Convincing people is hard
The final objection I want to cover is that convincing people is just really hard. Changing your mind is difficult, and changing other people’s mind is even more difficult. Therefore, it might make more sense to spend those resources on high-potential people (like people with a track record of working on hard technical or societal problems).
I don’t think one should abstain from working on problems just because they are hard (and I think many EAs agree with me). After all, alignment is super difficult, and so are most other important problems. However, it is important to consider the effort to impact ratio. If there are other strategies that produce higher expected value (like targeting undiscovered geniuses perhaps) it might be better to pursue those.

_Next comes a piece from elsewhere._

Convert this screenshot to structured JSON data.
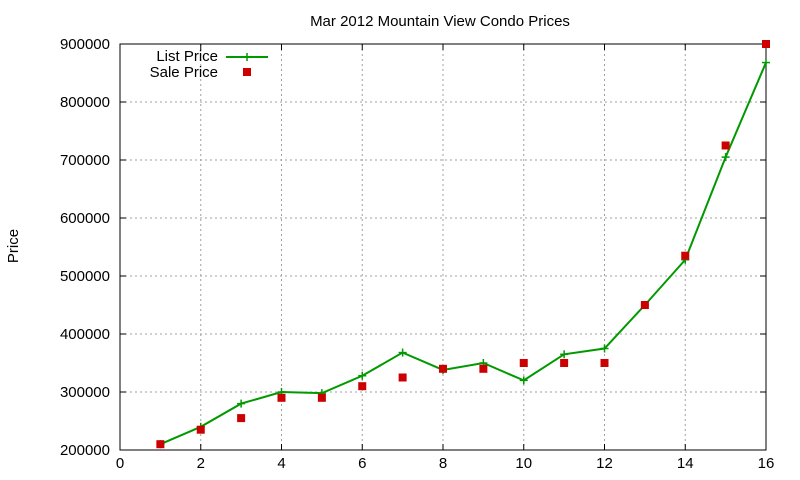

Nevertheless, I think convincing a significant portion of the population to care about the long-term future is at least tractable. After all, the climate movement has broadly succeeded, albeit it took many years and lots of effort. But we might be able to learn from them and deploy some of the same tactics.
Conclusion and next steps
In this post, I have explored low-key longtermism, a philosophy with the goal of making everyone care about the semi long term future. By creating the simple and positive pitch creating a better future for our grandchildren, I hope to improve the democratic legitimacy of longtermism, widening the talent pool, and making it easier to explain cause areas to non-EAs. There are, of course, caveats like dilution, political backlash, and the sheer difficulty of the problem. On balance, I think the pros outweigh the cons but I am open to changing my mind. I hope that this point provides a starting point for discussing this and similar popularization strategies. I look forward to hearing your feedback!
Acknowledgement This post would not have been possible without helpful discussion with people at EAG London and the participants at the exploring existential risk summit in Oxford 2022. Thanks in particular to Per Ivar Friborg and my parents for helpful feedback drafts of this post.